31名無し募集中。。。:2015/10/24(土) 15:08:05
さくらは、磁石を読んで自分のノートブックに何かを書きこんでいた。
亜佑美を見やると、ちょうどブーツの紐を最大限にきつく締めつけるのに余念がないところだった。
生きるも死ぬも靴の紐次第、さくらは自分のブーツをちらっと見下ろした。

音をたてずに前進あるのみ。先頭の亜佑美は優雅な動きで進んでいた。
鹿のように歩く亜佑美の5メートル後ろは春水だった。
その春水が、たまたま腐って脆くなっていた倒木を踏みつけた。
そして、斜面を転がりだして石や折れた枝を巻き添えにして、岩に衝突してやっと止まった。
さして大きな音ではないが、人間しかたてることのない音であることは否定できなかった。

春水は身体をすくめ、起こるべき反応を待ちかまえた。
森は、依然、沈黙していた。春水は、いたたまれない気持ちで耳をそばたて目を光らせた。
自分が足手まといに思えて春水は、ひそかに歯を食いしばった。

さくらが、音もなく茂みをかき分けて追いついてきた。
心配そうな目で、春水の顔を覗きこんだ。
「もう少しで“ランディング・ゾーン”だから。頑張るのよ、いい?」

亜佑美は無言で、さくらが潜りこんだ茂みがざわつくのを見ていた。
他人の能力の問題で、正確には能力欠如の問題で、行動に妥協を強いられるのは、大いに不本意だった。
進路に戻って追いついてきたさくらと春水に、亜佑美は唾を飛ばして言った。
「尾形ちゃんは、あんたの荷物よ。遅れても自分で面倒みなさいよ」

これは、はったり半分の、ひとつ間違えば結束を崩しかねない危険な言いぐさだった。
だが、亜佑美に言われるまでもない。

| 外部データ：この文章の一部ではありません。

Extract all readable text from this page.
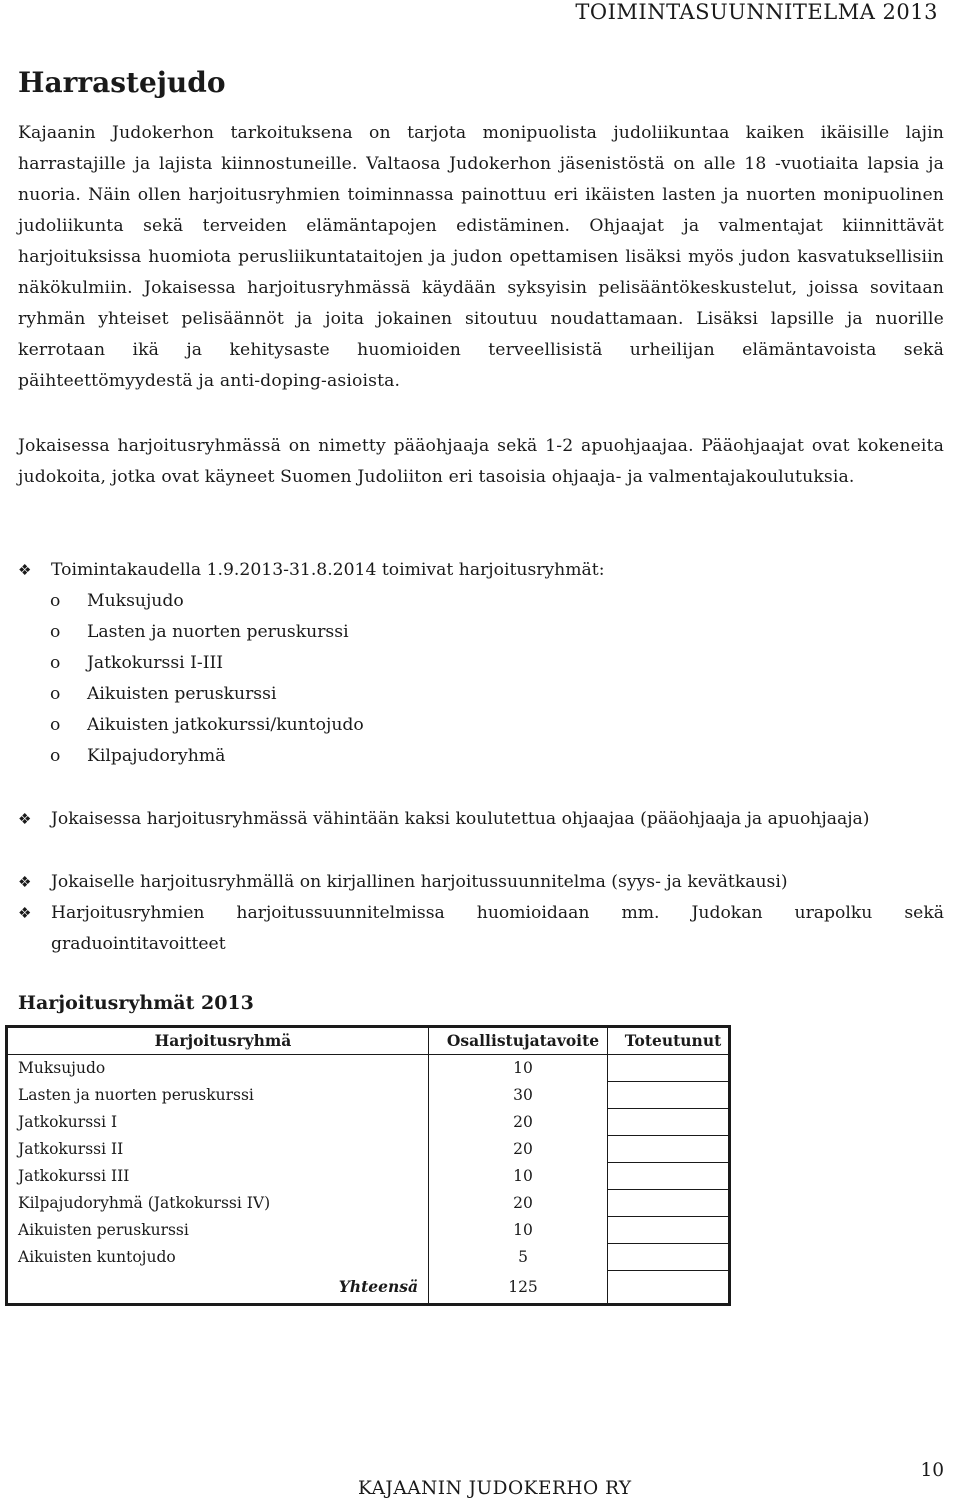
TOIMINTASUUNNITELMA 2013
Harrastejudo

Kajaanin Judokerhon tarkoituksena on tarjota monipuolista judoliikuntaa kaiken ikäisille lajin harrastajille ja lajista kiinnostuneille. Valtaosa Judokerhon jäsenistöstä on alle 18 -vuotiaita lapsia ja nuoria. Näin ollen harjoitusryhmien toiminnassa painottuu eri ikäisten lasten ja nuorten monipuolinen judoliikunta sekä terveiden elämäntapojen edistäminen. Ohjaajat ja valmentajat kiinnittävät harjoituksissa huomiota perusliikuntataitojen ja judon opettamisen lisäksi myös judon kasvatuksellisiin näkökulmiin. Jokaisessa harjoitusryhmässä käydään syksyisin pelisääntökeskustelut, joissa sovitaan ryhmän yhteiset pelisäännöt ja joita jokainen sitoutuu noudattamaan. Lisäksi lapsille ja nuorille kerrotaan ikä ja kehitysaste huomioiden terveellisistä urheilijan elämäntavoista sekä päihteettömyydestä ja anti-doping-asioista.

Jokaisessa harjoitusryhmässä on nimetty pääohjaaja sekä 1-2 apuohjaajaa. Pääohjaajat ovat kokeneita judokoita, jotka ovat käyneet Suomen Judoliiton eri tasoisia ohjaaja- ja valmentajakoulutuksia.

❖	Toimintakaudella 1.9.2013-31.8.2014 toimivat harjoitusryhmät:
o	Muksujudo
o	Lasten ja nuorten peruskurssi
o	Jatkokurssi I-III
o	Aikuisten peruskurssi
o	Aikuisten jatkokurssi/kuntojudo
o	Kilpajudoryhmä
❖	Jokaisessa harjoitusryhmässä vähintään kaksi koulutettua ohjaajaa (pääohjaaja ja apuohjaaja)
❖	Jokaiselle harjoitusryhmällä on kirjallinen harjoitussuunnitelma (syys- ja kevätkausi)
❖	Harjoitusryhmien harjoitussuunnitelmissa huomioidaan mm. Judokan urapolku sekä graduointitavoitteet
Harjoitusryhmät 2013
Harjoitusryhmä	Osallistujatavoite	Toteutunut
Muksujudo	10	
Lasten ja nuorten peruskurssi	30	
Jatkokurssi I	20	
Jatkokurssi II	20	
Jatkokurssi III	10	
Kilpajudoryhmä (Jatkokurssi IV)	20	
Aikuisten peruskurssi	10	
Aikuisten kuntojudo	5	
Yhteensä	125	
KAJAANIN JUDOKERHO RY
10
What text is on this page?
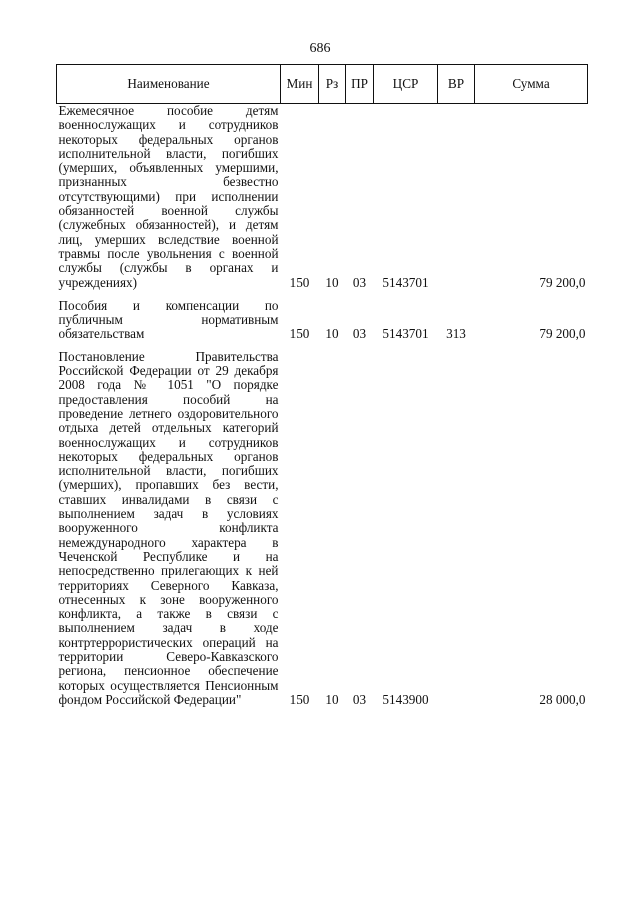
686
Наименование	Мин	Рз	ПР	ЦСР	ВР	Сумма
Ежемесячное пособие детям военнослужащих и сотрудников некоторых федеральных органов исполнительной власти, погибших (умерших, объявленных умершими, признанных безвестно отсутствующими) при исполнении обязанностей военной службы (служебных обязанностей), и детям лиц, умерших вследствие военной травмы после увольнения с военной службы (службы в органах и учреждениях)	150	10	03	5143701		79 200,0
Пособия и компенсации по публичным нормативным обязательствам	150	10	03	5143701	313	79 200,0
Постановление Правительства Российской Федерации от 29 декабря 2008 года № 1051 "О порядке предоставления пособий на проведение летнего оздоровительного отдыха детей отдельных категорий военнослужащих и сотрудников некоторых федеральных органов исполнительной власти, погибших (умерших), пропавших без вести, ставших инвалидами в связи с выполнением задач в условиях вооруженного конфликта немеждународного характера в Чеченской Республике и на непосредственно прилегающих к ней территориях Северного Кавказа, отнесенных к зоне вооруженного конфликта, а также в связи с выполнением задач в ходе контртеррористических операций на территории Северо-Кавказского региона, пенсионное обеспечение которых осуществляется Пенсионным фондом Российской Федерации"	150	10	03	5143900		28 000,0
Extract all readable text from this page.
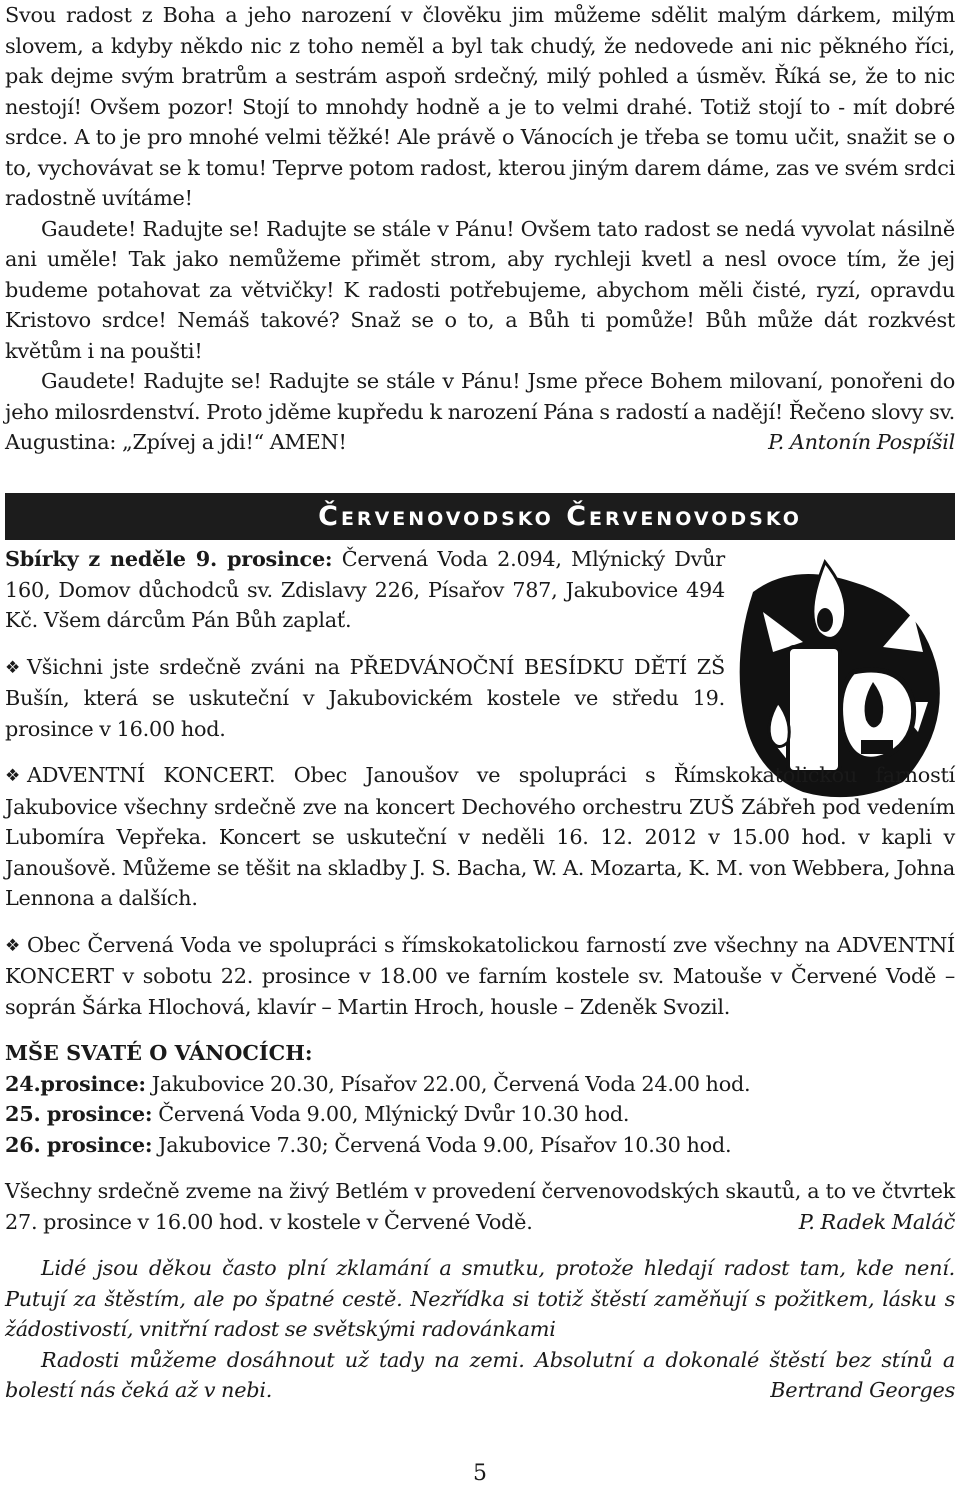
Svou radost z Boha a jeho narození v člověku jim můžeme sdělit malým dárkem, milým slovem, a kdyby někdo nic z toho neměl a byl tak chudý, že nedovede ani nic pěkného říci, pak dejme svým bratrům a sestrám aspoň srdečný, milý pohled a úsměv. Říká se, že to nic nestojí! Ovšem pozor! Stojí to mnohdy hodně a je to velmi drahé. Totiž stojí to - mít dobré srdce. A to je pro mnohé velmi těžké! Ale právě o Vánocích je třeba se tomu učit, snažit se o to, vychovávat se k tomu! Teprve potom radost, kterou jiným darem dáme, zas ve svém srdci radostně uvítáme!

Gaudete! Radujte se! Radujte se stále v Pánu! Ovšem tato radost se nedá vyvolat násilně ani uměle! Tak jako nemůžeme přimět strom, aby rychleji kvetl a nesl ovoce tím, že jej budeme potahovat za větvičky! K radosti potřebujeme, abychom měli čisté, ryzí, opravdu Kristovo srdce! Nemáš takové? Snaž se o to, a Bůh ti pomůže! Bůh může dát rozkvést květům i na poušti!

Gaudete! Radujte se! Radujte se stále v Pánu! Jsme přece Bohem milovaní, ponořeni do jeho milosrdenství. Proto jděme kupředu k narození Pána s radostí a nadějí! Řečeno slovy sv. Augustina: „Zpívej a jdi!“ AMEN!	P. Antonín Pospíšil

Červenovodsko Červenovodsko

Sbírky z neděle 9. prosince: Červená Voda 2.094, Mlýnický Dvůr 160, Domov důchodců sv. Zdislavy 226, Písařov 787, Jakubovice 494 Kč. Všem dárcům Pán Bůh zaplať.

❖ Všichni jste srdečně zváni na PŘEDVÁNOČNÍ BESÍDKU DĚTÍ ZŠ Bušín, která se uskuteční v Jakubovickém kostele ve středu 19. prosince v 16.00 hod.

❖ ADVENTNÍ KONCERT. Obec Janoušov ve spolupráci s Římskokatolickou farností Jakubovice všechny srdečně zve na koncert Dechového orchestru ZUŠ Zábřeh pod vedením Lubomíra Vepřeka. Koncert se uskuteční v neděli 16. 12. 2012 v 15.00 hod. v kapli v Janoušově. Můžeme se těšit na skladby J. S. Bacha, W. A. Mozarta, K. M. von Webbera, Johna Lennona a dalších.

❖ Obec Červená Voda ve spolupráci s římskokatolickou farností zve všechny na ADVENTNÍ KONCERT v sobotu 22. prosince v 18.00 ve farním kostele sv. Matouše v Červené Vodě – soprán Šárka Hlochová, klavír – Martin Hroch, housle – Zdeněk Svozil.

MŠE SVATÉ O VÁNOCÍCH:

24.prosince: Jakubovice 20.30, Písařov 22.00, Červená Voda 24.00 hod.

25. prosince: Červená Voda 9.00, Mlýnický Dvůr 10.30 hod.

26. prosince: Jakubovice 7.30; Červená Voda 9.00, Písařov 10.30 hod.

Všechny srdečně zveme na živý Betlém v provedení červenovodských skautů, a to ve čtvrtek 27. prosince v 16.00 hod. v kostele v Červené Vodě.	P. Radek Maláč

Lidé jsou děkou často plní zklamání a smutku, protože hledají radost tam, kde není. Putují za štěstím, ale po špatné cestě. Nezřídka si totiž štěstí zaměňují s požitkem, lásku s žádostivostí, vnitřní radost se světskými radovánkami

Radosti můžeme dosáhnout už tady na zemi. Absolutní a dokonalé štěstí bez stínů a bolestí nás čeká až v nebi.	Bertrand Georges

5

定石を破ったのは自分である。
放心したようだった春水の表情が、コーチに気合いを入れられた運動選手のように引き締まった。

さくらは公私いずれの面でも、亜佑美に悪い感情を抱いたわけではない。
進路に戻った亜佑美は、今度は一歩一歩慎重に前進を始めていた。
石田さん、素直じゃないから…。